Canadian boomers want to stay in their homes as they age
Looking ahead to health problems, they'd rather pay for home care, RBC study finds
When they look ahead to future living arrangements that go with aging, Canada’s baby boomers see staying in their own homes and paying for home care as the best option.
An RBC survey released Thursday found that 83 per cent would choose staying at home with care as needed.
They far preferred that option to:
- Living in a retirement residence with care provided (50 per cent).
- Living with family who could assist with home care (24 per cent).
- Receiving care in a long-term care facility (14 per cent).
About 91 per cent said they want to stay in their home or in their neighbourhood and live independently as long as possible.
"Remaining in familiar surroundings — in a home of their own, in their current neighbourhood and close to family and friends — is definitely how Canadian Boomers wish to live when future health changes occur," Amalia Costa, RBC head of retirement strategies and successful aging, said in a press release.
A change in health is the most common reason for retired Canadians to move out of their home, the study found, with 66 per cent telling RBC that was the trigger that forced a change.
Only 57 per cent moved to downsize, 44 per cent because of the death of a partner and just 36 per cent wanted to free up financial equity in the home.
About 15 per cent of Canadians over age 50 who weren’t retired said they were planning a change of residence, reflecting a trend that could continue to power the sale of condos or homes in smaller communities.
The baby boomers’ desire to stay in their home is not unusual – most seniors today express a desire to stay in their home as long as possible, according to a 2012 study by the Health Council of Canada.
The number of home-care recipients in Canada grew by 51 per cent in the 10 years from 2002 to 2012, but in most provinces, public sector home care cannot keep up with the demand.
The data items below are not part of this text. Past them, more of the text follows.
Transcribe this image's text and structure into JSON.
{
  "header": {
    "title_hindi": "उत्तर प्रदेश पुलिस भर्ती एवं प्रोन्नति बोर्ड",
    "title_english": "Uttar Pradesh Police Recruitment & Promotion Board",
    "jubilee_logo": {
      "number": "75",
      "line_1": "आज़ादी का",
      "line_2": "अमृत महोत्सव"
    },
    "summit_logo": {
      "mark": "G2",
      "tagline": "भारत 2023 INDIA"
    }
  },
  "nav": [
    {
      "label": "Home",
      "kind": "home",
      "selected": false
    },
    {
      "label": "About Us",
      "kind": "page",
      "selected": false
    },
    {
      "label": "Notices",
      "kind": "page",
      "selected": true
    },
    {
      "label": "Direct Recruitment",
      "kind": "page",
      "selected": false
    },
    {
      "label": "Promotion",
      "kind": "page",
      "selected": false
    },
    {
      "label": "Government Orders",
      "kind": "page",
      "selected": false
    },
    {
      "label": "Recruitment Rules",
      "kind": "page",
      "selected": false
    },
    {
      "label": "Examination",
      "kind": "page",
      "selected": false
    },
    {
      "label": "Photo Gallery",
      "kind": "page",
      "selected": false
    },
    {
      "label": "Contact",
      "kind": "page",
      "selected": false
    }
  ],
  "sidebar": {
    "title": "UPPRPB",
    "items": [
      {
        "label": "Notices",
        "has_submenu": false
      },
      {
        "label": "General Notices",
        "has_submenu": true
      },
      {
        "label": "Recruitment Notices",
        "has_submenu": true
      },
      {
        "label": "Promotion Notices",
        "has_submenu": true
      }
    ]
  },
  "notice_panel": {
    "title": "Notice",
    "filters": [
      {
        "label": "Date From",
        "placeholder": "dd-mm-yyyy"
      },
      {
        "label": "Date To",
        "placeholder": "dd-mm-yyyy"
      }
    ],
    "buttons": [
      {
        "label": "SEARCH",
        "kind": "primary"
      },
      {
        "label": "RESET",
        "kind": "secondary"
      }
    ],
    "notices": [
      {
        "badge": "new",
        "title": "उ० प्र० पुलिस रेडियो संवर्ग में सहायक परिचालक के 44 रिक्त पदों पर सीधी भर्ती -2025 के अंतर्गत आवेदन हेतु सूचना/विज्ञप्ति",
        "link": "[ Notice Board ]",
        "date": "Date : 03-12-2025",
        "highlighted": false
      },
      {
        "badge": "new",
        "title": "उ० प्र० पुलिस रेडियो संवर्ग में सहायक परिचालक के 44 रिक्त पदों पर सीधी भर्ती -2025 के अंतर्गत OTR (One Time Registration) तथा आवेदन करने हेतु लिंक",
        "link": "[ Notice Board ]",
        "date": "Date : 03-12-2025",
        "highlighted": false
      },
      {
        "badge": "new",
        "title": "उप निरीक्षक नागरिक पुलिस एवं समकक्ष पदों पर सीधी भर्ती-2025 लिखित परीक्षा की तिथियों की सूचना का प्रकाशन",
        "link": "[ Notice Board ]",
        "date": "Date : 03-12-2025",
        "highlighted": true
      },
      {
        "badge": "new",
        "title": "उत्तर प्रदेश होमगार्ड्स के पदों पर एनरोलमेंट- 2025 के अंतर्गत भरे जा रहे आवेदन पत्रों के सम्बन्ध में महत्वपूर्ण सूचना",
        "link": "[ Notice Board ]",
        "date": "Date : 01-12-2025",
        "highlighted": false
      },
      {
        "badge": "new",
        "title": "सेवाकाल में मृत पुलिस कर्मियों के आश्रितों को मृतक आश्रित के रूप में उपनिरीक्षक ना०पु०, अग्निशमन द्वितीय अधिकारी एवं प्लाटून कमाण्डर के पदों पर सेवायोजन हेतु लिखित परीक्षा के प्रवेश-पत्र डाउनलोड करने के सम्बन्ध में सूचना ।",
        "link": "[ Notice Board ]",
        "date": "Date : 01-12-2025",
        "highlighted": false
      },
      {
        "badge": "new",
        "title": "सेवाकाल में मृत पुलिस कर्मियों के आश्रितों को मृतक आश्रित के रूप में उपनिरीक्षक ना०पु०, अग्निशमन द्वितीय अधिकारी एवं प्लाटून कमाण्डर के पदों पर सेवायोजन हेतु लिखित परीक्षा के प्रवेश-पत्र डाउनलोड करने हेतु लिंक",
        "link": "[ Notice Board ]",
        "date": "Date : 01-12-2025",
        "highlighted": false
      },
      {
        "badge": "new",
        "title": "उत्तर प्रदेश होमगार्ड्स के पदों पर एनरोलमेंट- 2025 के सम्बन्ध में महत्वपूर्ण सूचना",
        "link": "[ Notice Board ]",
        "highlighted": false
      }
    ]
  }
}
That leaves the option of paying for private home care for families that can afford it.
Costa recommends taking future health care needs into account, including the cost of care, when planning retirement finances.
The RBC Retirement Myths and Realities report is based on an online survey of 2,159 Canadian adults aged 50 and over with household assets of at least $100,000. The margin of error is ±3 percentage points, 19 times out of 20.